Die Steigerung fällt auch deshalb so stark aus, weil im Vorjahr auch der Lockdown wegen der Corona-Pandemie zu einem deutlichen Absatzeinbruch geführt hatte.

Starkes Wachstum von Smart

Ein starkes Wachstum, wenngleich bei geringen Stückzahlen, konnte Smart verbuchen. Die elektrische Kleinwagenmarke setzte im ersten Halbjahr 20.253 Fahrzeuge ab, eine Verdoppelung gegenüber dem Vorjahreszeitraum. Allein im zweiten Quartal konnte Smart 10.524 Fahrzeuge (+148,3 Prozent) an Kunden ausliefern.

„Die große Kundennachfrage nach Fahrzeugen von Mercedes-Benz hat unseren zweistelligen Wachstumskurs im ersten Halbjahr 2021 beschleunigt. Unsere Auftragseingänge sind auf hohem Niveau und werden weiter gestützt durch die Beliebtheit der neuen S-Klasse, den xEVs und dem Verkaufsstart der neuen C-Klasse in vielen Märkten“, sagte Vertriebsvorstand Britta Seeger.

China bleibt wichtigster Markt

Nach wie vor wichtigster Markt für die Kernmarke bleibt China: hier konnte Mercedes-Benz 441.579 Fahrzeuge absetzen, ein Plus von fast 28 Prozent.
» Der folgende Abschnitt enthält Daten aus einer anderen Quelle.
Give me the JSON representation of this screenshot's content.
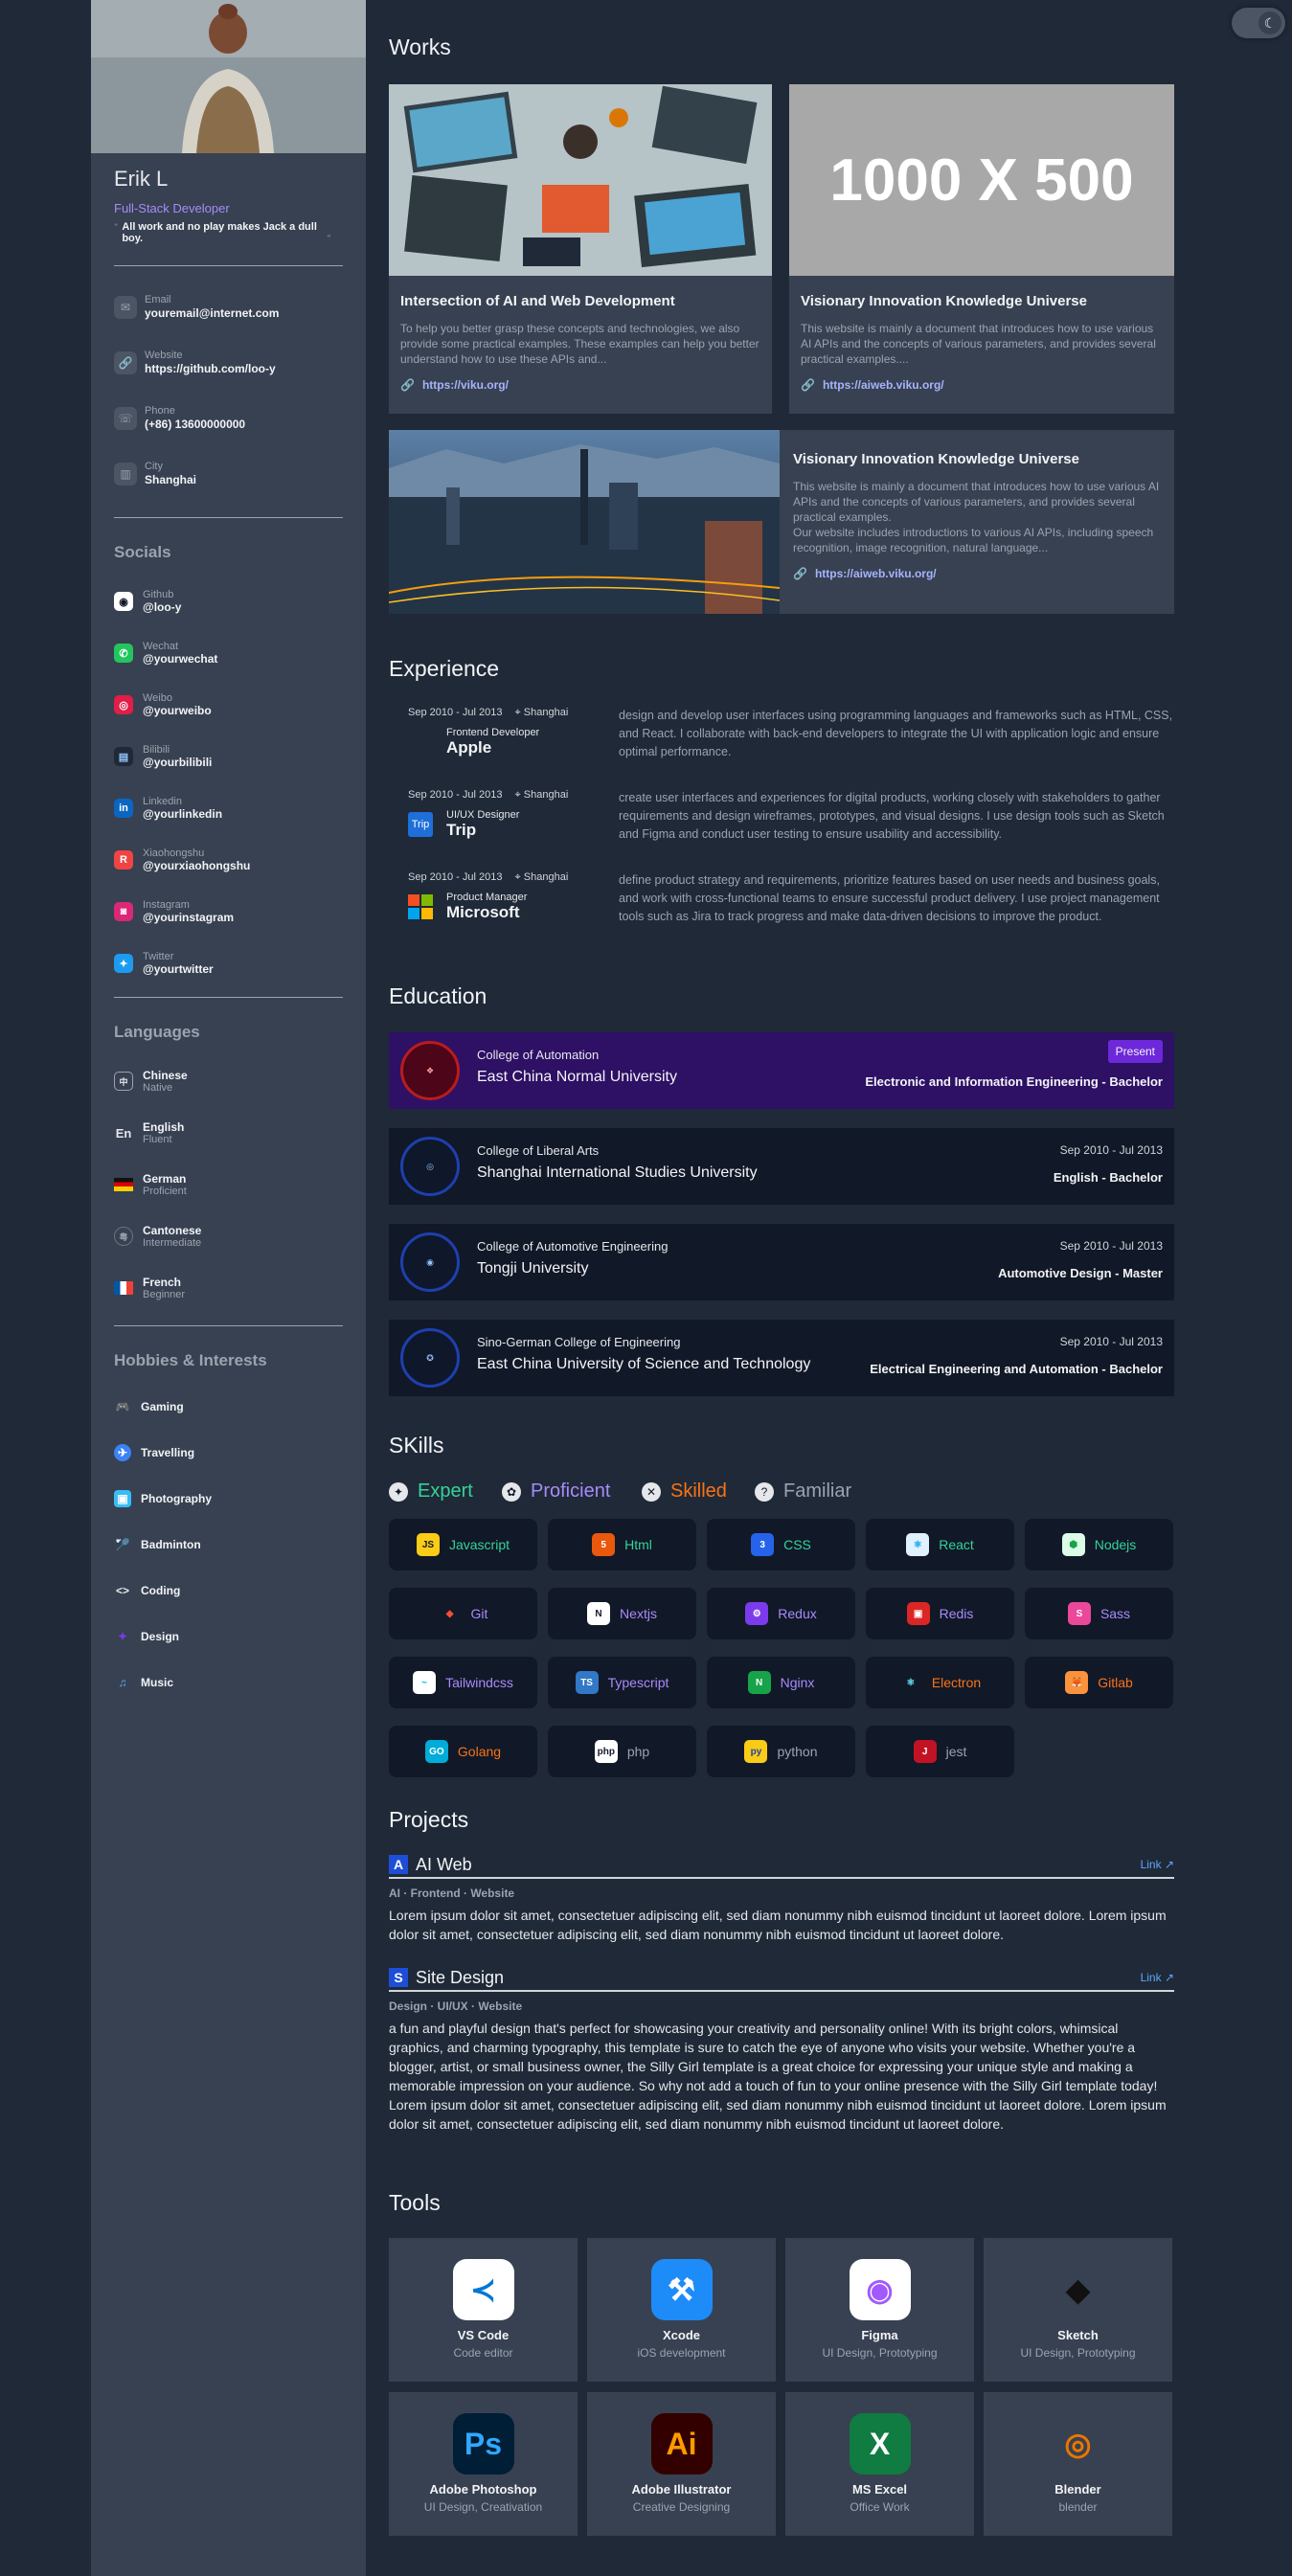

So viele Autos konnte Mercedes noch nie zuvor in China absetzen. In Europa lag das Wachstum von Januar bis Juni mit fast 384.000 Fahrzeugen bei 22,4 Prozent, in den USA wurden fast 161.000 Fahrzeuge (+26,3 Prozent) an die Kunden ausgeliefert.

Eine starke Nachfrage verzeichnet Mercedes bei seinen elektrifizierten Modellen. So hat sich der Absatz von Plug-in-Hybriden und vollelektrischen Pkw mit rund 121.500 Einheiten, das ist ein Zuwachs von 305,0 Prozent. Im ersten Halbjahr wurden rund 39.000 vollelektrische Fahrzeuge ausgeliefert (+291,4 Prozent), davon entfielen mehr als 19.000 Einheiten (+ 469,4 Prozent) auf die Modelle EQA, EQC und EQV.

Mit Blick auf die Lieferengpässe bei den Halbleitern erwartet Mercedes, dass sich diese auch in der zweiten Jahreshälfte negativ auf den Absatz auswirken wird.